Blindness and obfuscation comprise a meta-moral dimension; that of how a war is fought by any belligerent party. It comprises the deeper significance of an established approach and practice by a belligerent party, and how it strives to negate its very existence. This blind policy in fighting a war serves as evidence of a deeper policy of governing; and of how the blind prevail over those under his control and subordinated to him. There is no one with full sight in the Assad or the ISIL States. Everyone is a mere “nothing;" there is no difference if one perishes with one’s body parts scattered in the market, or under torture in the third basement of the Palestine [Security] Branch or the Interior Bureau of [Daesh’s] Raqqa Province.

This moral blindness—whether covert or overt—not only affects the number of those murdered or injured under torture; it extends to become a political and solution-finding blindness, as well. The presence of these two blind parties—Assad and Daesh—helps render the Syria war an interminable dirty game. The farther we move towards a proposal to resolve it, or on a road to salvation; the [regime’s] Syrian Arab Army [explosive] barrels start, quite intelligently, raining atop the heads of shoppers in Douma—sparing the fighters and military members of the Army of Islam. The closer the Revolutionary opposition factions of a Syrian National stripe move towards forming any form—no matter how loose or unsteady—of living and social grouping in the liberated areas; one sees the 4x4 vehicles of the Caliphate Cubs [Daesh members] storm these areas, running over Syrians’ dreams of the crudest and most basic forms of civil existence, filling their towns with blindness and obscurantism instead—reverting them to a medieval existence, one that is based on stoning and slaughtering with knives.

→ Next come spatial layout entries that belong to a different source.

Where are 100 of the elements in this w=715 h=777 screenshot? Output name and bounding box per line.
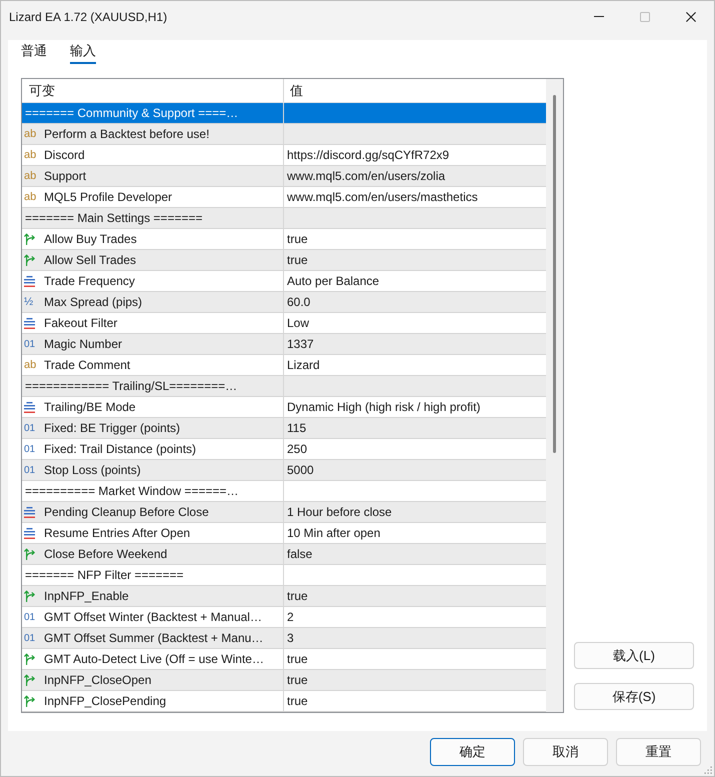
parameter-value: https://discord.gg/sqCYfR72x9 [287,148,450,162]
parameter-name: Trailing/BE Mode [44,400,136,414]
parameter-row[interactable]: 01 Fixed: BE Trigger (points) 115 [22,418,546,439]
parameter-value: 3 [287,631,294,645]
parameter-row[interactable]: ======= Community & Support ====… [22,103,546,124]
parameter-value: 10 Min after open [287,526,380,540]
ok-button[interactable]: 确定 [430,738,515,766]
parameter-row[interactable]: ab Trade Comment Lizard [22,355,546,376]
list-lines-icon [24,276,35,286]
parameter-value: 1337 [287,337,314,351]
section-title: ======= NFP Filter ======= [24,568,184,582]
parameter-value: true [287,232,308,246]
parameter-name: Fakeout Filter [44,316,118,330]
parameter-name: MQL5 Profile Developer [44,190,172,204]
integer-type-icon: 01 [24,338,36,350]
integer-type-icon: 01 [24,632,36,644]
branch-arrow-icon [24,695,35,707]
column-header[interactable]: 值 [284,79,546,102]
parameter-row[interactable]: Trade Frequency Auto per Balance [22,271,546,292]
parameter-value: true [287,694,308,708]
parameter-row[interactable]: Allow Buy Trades true [22,229,546,250]
text-type-icon: ab [24,192,36,202]
parameter-row[interactable]: InpNFP_Enable true [22,586,546,607]
parameter-row[interactable]: ab MQL5 Profile Developer www.mql5.com/en/users/masthetics [22,187,546,208]
parameter-row[interactable]: InpNFP_CloseOpen true [22,670,546,691]
parameter-row[interactable]: ½ Max Spread (pips) 60.0 [22,292,546,313]
integer-type-icon: 01 [24,444,36,454]
window-title: Lizard EA 1.72 (XAUUSD,H1) [8,8,168,24]
parameter-row[interactable]: Allow Sell Trades true [22,250,546,271]
text-type-icon: ab [24,150,36,160]
parameter-value: true [287,253,308,267]
branch-arrow-icon [24,590,35,602]
parameter-row[interactable]: GMT Auto-Detect Live (Off = use Winte… true [22,649,546,670]
parameter-value: Lizard [287,358,320,372]
scrollbar-thumb[interactable] [553,95,556,453]
parameter-value: true [287,589,308,603]
parameter-value: 5000 [287,463,314,477]
reset-button[interactable]: 重置 [616,738,701,766]
tab[interactable]: 输入 [70,40,96,64]
integer-type-icon: 01 [24,464,36,476]
parameter-name: Stop Loss (points) [44,463,141,477]
parameter-name: InpNFP_ClosePending [44,694,166,708]
parameter-name: InpNFP_CloseOpen [44,673,152,687]
parameter-row[interactable]: ab Support www.mql5.com/en/users/zolia [22,166,546,187]
cancel-button[interactable]: 取消 [523,738,608,766]
parameter-value: Auto per Balance [287,274,380,288]
parameter-value: true [287,652,308,666]
parameter-value: Low [287,316,310,330]
parameter-row[interactable]: Pending Cleanup Before Close 1 Hour before close [22,502,546,523]
parameter-value: www.mql5.com/en/users/zolia [287,169,446,183]
parameter-row[interactable]: ======= Main Settings ======= [22,208,546,229]
parameter-row[interactable]: 01 Stop Loss (points) 5000 [22,460,546,481]
section-title: ======= Community & Support ====… [24,106,238,120]
parameter-name: Allow Buy Trades [44,232,137,246]
parameter-value: 250 [287,442,308,456]
scrollbar-track[interactable] [546,79,563,712]
parameter-name: InpNFP_Enable [44,589,129,603]
parameter-row[interactable]: 01 GMT Offset Winter (Backtest + Manual… 2 [22,607,546,628]
parameter-name: Trade Frequency [44,274,135,288]
parameter-name: Max Spread (pips) [44,295,142,309]
text-type-icon: ab [24,170,36,182]
parameter-row[interactable]: Close Before Weekend false [22,544,546,565]
list-lines-icon [24,528,35,538]
parameter-name: Resume Entries After Open [44,526,190,540]
parameter-row[interactable]: ========== Market Window ======… [22,481,546,502]
minimize-icon [594,16,604,17]
parameter-row[interactable]: 01 Fixed: Trail Distance (points) 250 [22,439,546,460]
parameter-value: true [287,673,308,687]
branch-arrow-icon [24,233,35,245]
parameter-row[interactable]: Resume Entries After Open 10 Min after open [22,523,546,544]
parameter-row[interactable]: 01 GMT Offset Summer (Backtest + Manu… 3 [22,628,546,649]
list-lines-icon [24,402,35,412]
parameter-value: false [287,547,312,561]
parameter-row[interactable]: Trailing/BE Mode Dynamic High (high risk / high profit) [22,397,546,418]
parameter-row[interactable]: ============ Trailing/SL========… [22,376,546,397]
parameter-name: GMT Offset Winter (Backtest + Manual… [44,610,262,624]
integer-type-icon: 01 [24,612,36,622]
parameter-value: 1 Hour before close [287,505,392,519]
parameter-row[interactable]: ab Discord https://discord.gg/sqCYfR72x9 [22,145,546,166]
parameter-value: 2 [287,610,294,624]
parameter-row[interactable]: 01 Magic Number 1337 [22,334,546,355]
fraction-icon: ½ [24,296,34,308]
parameter-name: GMT Auto-Detect Live (Off = use Winte… [44,652,264,666]
text-type-icon: ab [24,128,36,140]
parameter-row[interactable]: ab Perform a Backtest before use! [22,124,546,145]
parameter-row[interactable]: ======= NFP Filter ======= [22,565,546,586]
parameter-value: www.mql5.com/en/users/masthetics [287,190,478,204]
branch-arrow-icon [24,674,35,686]
column-header[interactable]: 可变 [22,79,284,102]
load-button[interactable]: 载入(L) [574,642,694,669]
save-button[interactable]: 保存(S) [574,683,694,710]
parameter-value: 115 [287,421,306,435]
tab[interactable]: 普通 [21,40,47,64]
list-lines-icon [24,506,35,518]
section-title: ======= Main Settings ======= [24,211,202,225]
parameter-row[interactable]: InpNFP_ClosePending true [22,691,546,712]
close-icon [686,12,696,22]
parameter-value: 60.0 [287,295,310,309]
section-title: ========== Market Window ======… [24,484,238,498]
parameter-row[interactable]: Fakeout Filter Low [22,313,546,334]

Syria will never be able to be fully awoken and vigilant unless it rids itself of its blindness. Throwing both Assad and Daesh outside any Syrian formulas represents the one and only solution for this land that has drowned in the blood of its own sons—and whose sons drowned in the sea, and been displaced in a plethora of diasporas. Syria freed of its blind, is the Syria for which the rebels ought to be fighting—and for it alone.

* Opinion pieces do not necessarily express the views of Rozana Media.